Spaner David E
Biology Platform, Sunnybrook Research Institute, Toronto, Canada.
Department of Immunology, University of Toronto, Toronto, Canada.
Cancer Med. 2025 Apr;14(8):e70881. doi: 10.1002/cam4.70881.
It is an unclear how cholesterol-lowering statin drugs affect progression of chronic lymphocytic leukemia (CLL).
Clinical records of 57 CLL patients were examined to determine how initiating statins in the "watch and wait" phase of management affected disease progression.

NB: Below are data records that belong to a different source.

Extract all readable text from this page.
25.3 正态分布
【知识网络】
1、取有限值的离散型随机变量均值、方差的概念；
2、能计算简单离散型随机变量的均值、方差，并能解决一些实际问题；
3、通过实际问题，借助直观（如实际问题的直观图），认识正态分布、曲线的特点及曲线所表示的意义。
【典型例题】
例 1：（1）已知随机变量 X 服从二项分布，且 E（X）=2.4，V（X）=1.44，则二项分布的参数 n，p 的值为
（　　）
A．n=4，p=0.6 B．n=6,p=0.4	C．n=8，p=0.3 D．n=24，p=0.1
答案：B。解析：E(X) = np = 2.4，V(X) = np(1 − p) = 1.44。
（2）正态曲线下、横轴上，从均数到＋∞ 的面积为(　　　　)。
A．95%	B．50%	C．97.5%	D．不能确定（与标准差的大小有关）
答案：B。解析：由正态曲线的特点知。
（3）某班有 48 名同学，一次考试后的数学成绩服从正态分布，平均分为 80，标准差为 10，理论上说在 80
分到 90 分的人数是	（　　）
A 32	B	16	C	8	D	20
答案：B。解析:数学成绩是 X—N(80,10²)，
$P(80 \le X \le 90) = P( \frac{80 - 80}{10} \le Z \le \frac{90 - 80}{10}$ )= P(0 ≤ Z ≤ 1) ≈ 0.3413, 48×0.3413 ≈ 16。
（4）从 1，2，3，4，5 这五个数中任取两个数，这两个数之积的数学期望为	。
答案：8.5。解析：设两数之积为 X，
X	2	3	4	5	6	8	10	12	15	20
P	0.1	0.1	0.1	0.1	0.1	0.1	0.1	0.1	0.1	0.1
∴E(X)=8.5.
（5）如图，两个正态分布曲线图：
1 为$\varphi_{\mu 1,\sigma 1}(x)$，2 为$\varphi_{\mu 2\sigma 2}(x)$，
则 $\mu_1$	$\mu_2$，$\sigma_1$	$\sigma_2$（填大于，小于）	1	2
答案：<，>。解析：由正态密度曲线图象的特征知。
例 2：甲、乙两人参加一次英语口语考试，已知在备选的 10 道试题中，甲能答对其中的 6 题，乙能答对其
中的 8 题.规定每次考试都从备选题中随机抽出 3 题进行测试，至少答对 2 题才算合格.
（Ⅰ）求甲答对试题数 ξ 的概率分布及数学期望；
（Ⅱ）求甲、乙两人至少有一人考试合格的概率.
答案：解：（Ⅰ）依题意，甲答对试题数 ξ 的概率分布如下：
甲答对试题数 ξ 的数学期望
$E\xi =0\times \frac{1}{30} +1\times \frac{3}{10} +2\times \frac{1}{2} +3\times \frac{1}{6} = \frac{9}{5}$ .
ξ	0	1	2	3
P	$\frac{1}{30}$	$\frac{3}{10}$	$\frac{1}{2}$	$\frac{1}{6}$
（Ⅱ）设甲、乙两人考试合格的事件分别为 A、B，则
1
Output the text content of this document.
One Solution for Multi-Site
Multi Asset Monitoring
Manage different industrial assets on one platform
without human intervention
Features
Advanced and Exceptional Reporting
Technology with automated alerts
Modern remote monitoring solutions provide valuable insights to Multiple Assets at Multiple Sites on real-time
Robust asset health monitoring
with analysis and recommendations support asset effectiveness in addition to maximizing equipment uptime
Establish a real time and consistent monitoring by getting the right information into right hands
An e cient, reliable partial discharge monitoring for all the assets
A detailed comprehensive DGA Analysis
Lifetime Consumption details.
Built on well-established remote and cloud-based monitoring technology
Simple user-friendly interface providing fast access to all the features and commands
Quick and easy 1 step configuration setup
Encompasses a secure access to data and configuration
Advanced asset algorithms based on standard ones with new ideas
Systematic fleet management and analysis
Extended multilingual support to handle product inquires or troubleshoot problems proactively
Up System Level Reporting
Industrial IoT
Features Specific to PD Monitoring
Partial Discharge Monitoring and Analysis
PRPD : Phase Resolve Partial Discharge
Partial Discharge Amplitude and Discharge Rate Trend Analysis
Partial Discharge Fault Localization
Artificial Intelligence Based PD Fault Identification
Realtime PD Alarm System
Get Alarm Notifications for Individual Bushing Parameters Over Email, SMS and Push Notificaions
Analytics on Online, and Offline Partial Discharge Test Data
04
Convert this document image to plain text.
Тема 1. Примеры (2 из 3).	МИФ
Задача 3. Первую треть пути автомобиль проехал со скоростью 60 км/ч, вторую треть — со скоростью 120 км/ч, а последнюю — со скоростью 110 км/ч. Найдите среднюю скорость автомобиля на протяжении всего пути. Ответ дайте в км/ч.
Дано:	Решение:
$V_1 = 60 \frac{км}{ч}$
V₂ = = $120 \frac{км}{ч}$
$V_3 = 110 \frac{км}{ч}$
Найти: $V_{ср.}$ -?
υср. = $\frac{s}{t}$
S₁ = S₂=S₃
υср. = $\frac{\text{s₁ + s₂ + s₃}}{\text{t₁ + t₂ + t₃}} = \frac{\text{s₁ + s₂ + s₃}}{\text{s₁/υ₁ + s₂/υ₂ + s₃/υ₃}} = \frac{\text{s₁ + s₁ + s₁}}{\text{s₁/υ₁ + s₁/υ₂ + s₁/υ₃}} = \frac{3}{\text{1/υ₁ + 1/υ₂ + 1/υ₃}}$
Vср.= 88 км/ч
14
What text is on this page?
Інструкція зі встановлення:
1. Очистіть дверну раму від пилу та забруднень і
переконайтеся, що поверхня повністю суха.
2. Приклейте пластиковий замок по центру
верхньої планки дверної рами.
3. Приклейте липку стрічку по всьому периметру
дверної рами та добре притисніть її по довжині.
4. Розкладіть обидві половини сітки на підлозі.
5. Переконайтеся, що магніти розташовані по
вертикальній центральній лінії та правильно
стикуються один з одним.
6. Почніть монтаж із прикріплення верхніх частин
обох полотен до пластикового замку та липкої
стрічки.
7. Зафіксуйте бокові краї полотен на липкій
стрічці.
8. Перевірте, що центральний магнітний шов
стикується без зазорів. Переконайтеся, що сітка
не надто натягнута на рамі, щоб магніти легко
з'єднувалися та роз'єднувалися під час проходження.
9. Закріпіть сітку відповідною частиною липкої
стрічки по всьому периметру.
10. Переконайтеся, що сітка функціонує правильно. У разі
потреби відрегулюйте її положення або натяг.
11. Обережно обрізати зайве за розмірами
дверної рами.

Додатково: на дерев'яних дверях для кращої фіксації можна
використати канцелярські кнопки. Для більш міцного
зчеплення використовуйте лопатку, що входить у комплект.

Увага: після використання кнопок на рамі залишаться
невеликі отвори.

After 6.4 ± 0.6 months, when average low-density lipoprotein cholesterol levels had been lowered from 3.58 ± 0.11 mM to 2.1 ± 0.06 mM, blood levels of CLL cells and beta-2-microglobulin (β2M) increased significantly, accompanied by significant decreases in platelets. Following statin institution, rates of change of blood lymphocytes and β2M increased from 1.55 ± 0.39 × 10 to 3.4 ± 0.68 × 10 cells/mL/month (n = 43) and 0.035 ± 0.011 to 0.055 ± 0.007 μg/mL/month (n = 40), respectively. Conventional first-line CLL treatment was ultimately required in 37 patients.
These observations suggest that statins as single agent do not slow and may even modestly stimulate progression of CLL.
目前尚不清楚降胆固醇他汀类药物如何影响慢性淋巴细胞白血病(CLL)的进展。
检查了57例CLL患者的临床记录,以确定在“观察等待”管理阶段开始使用他汀类药物如何影响疾病进展。
6.4±0.6个月后,当平均低密度脂蛋白胆固醇水平从3.58±0.11mM降至2.1±0.06mM时,CLL细胞和β2微球蛋白(β2M)的血液水平显著升高,同时血小板显著减少。使用他汀类药物后,血液淋巴细胞和β2M的变化率分别从1.55±0.39×10增至3.4±0.68×10细胞/毫升/月(n = 43)和从0.035±0.011增至0.055±0.007μg/毫升/月(n = 40)。最终37例患者需要进行常规一线CLL治疗。
这些观察结果表明,他汀类药物作为单一药物不会减缓甚至可能适度刺激CLL的进展。